The Berkeley poll would seem to underscore that point. For example, 93 percent of California blacks have internet access at home, roughly the same as whites, but 30 percent of blacks connect only because they have a smartphone.
Just 63 percent of black households have broadband compared to 83 percent of white households.
Fewer still Latino households – 54 percent – have broadband at home. And 28 percent of those households have access solely through phones. That adds up to a total home connection rate of 82 percent.
As with broadband, smartphone-only use is largely tied to income.
Only 9 percent of California households earning $100,000 a year or more depend solely on a smartphone for internet connectivity, the Berkeley poll found, compared to 27 percent of households that take home less than $20,000.
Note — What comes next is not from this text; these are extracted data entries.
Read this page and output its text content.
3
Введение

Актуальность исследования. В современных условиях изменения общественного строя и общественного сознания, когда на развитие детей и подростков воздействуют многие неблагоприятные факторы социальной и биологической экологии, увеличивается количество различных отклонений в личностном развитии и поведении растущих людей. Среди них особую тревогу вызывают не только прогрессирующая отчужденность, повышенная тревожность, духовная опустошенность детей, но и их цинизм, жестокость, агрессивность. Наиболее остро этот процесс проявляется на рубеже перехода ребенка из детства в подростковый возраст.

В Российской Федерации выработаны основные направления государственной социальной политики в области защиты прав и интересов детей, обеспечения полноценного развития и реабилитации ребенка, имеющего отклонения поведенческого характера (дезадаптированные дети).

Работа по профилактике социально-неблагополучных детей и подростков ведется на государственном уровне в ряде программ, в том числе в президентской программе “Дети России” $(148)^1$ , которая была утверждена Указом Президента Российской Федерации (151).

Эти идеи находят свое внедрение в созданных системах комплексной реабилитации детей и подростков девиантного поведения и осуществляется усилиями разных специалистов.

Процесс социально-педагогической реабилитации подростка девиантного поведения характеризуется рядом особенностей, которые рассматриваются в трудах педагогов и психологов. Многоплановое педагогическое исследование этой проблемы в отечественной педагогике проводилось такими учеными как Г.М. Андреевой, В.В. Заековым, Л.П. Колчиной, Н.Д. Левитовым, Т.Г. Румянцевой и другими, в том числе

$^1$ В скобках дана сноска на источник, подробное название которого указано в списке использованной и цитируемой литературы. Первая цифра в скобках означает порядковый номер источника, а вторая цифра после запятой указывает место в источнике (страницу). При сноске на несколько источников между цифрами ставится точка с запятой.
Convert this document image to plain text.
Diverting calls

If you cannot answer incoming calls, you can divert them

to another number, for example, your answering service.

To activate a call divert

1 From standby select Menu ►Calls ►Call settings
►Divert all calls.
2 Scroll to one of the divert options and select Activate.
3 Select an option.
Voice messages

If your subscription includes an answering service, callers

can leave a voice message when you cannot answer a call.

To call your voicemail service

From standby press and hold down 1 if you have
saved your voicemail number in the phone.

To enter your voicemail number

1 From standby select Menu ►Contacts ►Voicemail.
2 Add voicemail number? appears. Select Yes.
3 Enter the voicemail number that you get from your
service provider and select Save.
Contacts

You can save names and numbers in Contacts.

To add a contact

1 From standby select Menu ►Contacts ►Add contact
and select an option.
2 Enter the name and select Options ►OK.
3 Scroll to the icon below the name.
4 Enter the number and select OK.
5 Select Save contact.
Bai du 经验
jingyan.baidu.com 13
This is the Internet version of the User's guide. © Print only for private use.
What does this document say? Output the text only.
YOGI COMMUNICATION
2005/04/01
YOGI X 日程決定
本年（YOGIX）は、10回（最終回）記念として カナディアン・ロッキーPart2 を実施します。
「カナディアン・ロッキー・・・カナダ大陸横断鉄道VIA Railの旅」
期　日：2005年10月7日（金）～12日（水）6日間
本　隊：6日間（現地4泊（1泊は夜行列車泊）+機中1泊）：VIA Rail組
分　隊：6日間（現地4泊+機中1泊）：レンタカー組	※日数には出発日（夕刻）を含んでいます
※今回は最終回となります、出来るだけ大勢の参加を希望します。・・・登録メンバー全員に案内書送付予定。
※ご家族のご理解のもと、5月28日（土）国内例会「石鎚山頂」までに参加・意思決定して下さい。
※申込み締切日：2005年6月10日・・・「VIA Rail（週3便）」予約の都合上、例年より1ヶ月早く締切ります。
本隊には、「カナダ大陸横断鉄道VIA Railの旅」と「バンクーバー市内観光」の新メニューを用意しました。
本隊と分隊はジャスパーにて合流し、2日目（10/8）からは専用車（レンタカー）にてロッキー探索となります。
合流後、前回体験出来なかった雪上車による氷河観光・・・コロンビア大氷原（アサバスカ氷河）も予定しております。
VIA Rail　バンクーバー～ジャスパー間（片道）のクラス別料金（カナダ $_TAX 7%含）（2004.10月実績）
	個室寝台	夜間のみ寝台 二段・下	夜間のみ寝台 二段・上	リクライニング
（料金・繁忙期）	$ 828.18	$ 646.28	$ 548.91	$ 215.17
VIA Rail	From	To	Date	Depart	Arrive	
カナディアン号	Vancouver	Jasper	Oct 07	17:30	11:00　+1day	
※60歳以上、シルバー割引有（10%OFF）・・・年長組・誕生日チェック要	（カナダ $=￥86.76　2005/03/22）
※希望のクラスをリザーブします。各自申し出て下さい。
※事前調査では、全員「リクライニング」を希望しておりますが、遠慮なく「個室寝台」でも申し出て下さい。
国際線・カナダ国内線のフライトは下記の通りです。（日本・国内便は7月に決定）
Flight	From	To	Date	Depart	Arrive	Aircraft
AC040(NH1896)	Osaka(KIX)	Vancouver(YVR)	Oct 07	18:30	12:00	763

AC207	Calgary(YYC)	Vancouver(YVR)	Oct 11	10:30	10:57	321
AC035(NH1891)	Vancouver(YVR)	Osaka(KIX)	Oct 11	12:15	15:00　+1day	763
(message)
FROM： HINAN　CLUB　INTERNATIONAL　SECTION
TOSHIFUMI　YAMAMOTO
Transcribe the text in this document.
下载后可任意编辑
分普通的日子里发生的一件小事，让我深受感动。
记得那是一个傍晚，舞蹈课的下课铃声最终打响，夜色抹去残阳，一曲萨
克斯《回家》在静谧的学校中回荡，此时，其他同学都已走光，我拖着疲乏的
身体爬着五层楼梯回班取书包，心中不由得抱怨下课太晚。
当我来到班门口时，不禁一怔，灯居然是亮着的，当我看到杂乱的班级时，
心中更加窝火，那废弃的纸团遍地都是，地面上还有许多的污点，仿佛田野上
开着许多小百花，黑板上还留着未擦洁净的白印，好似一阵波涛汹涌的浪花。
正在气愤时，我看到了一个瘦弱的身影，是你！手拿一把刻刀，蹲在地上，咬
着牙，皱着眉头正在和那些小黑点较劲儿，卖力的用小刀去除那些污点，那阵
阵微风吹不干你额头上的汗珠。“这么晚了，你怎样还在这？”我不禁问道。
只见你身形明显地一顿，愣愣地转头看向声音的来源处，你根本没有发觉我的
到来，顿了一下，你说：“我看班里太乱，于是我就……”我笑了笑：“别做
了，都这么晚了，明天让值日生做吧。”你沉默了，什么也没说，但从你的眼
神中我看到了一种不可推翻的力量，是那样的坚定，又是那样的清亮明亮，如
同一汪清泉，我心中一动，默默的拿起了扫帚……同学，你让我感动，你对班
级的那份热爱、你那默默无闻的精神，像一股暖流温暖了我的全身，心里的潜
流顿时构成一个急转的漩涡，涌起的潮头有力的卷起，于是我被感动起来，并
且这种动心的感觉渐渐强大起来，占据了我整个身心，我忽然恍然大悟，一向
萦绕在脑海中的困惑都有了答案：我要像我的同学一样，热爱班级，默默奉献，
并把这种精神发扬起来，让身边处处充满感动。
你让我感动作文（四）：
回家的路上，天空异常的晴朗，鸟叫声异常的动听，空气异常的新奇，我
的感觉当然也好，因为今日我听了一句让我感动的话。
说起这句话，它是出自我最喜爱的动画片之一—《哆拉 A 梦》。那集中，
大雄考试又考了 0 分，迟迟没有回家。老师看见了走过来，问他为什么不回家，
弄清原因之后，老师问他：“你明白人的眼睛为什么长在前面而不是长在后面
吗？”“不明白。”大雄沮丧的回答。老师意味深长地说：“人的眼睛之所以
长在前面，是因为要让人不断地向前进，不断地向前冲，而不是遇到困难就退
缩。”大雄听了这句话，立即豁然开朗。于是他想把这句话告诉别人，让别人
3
In short, the poll reveals a trend that is at the same time both encouraging and concerning.
The smartphone has boosted overall connectivity. But home broadband adoption rates seem to have stalled out and are stuck at about 70 percent.
Some experts maintain that, for everyone to fully benefit from the internet, it is still going to be crucial to get broadband into as many homes as possible. And, for educational purposes, it is going to be important for students to have something besides a smartphone to do homework on.
“We think all options and strategies need to be pursued,” McPeak said.
“Smartphones can be part of the solution,” she said. “However, for the one-third of low-income households with school-age children, the ‘sweet spot’ for a solution is for schools to provide a device to students to take home when their parents have been trained to use the device to support their child’s learning and improve their own quality of life.”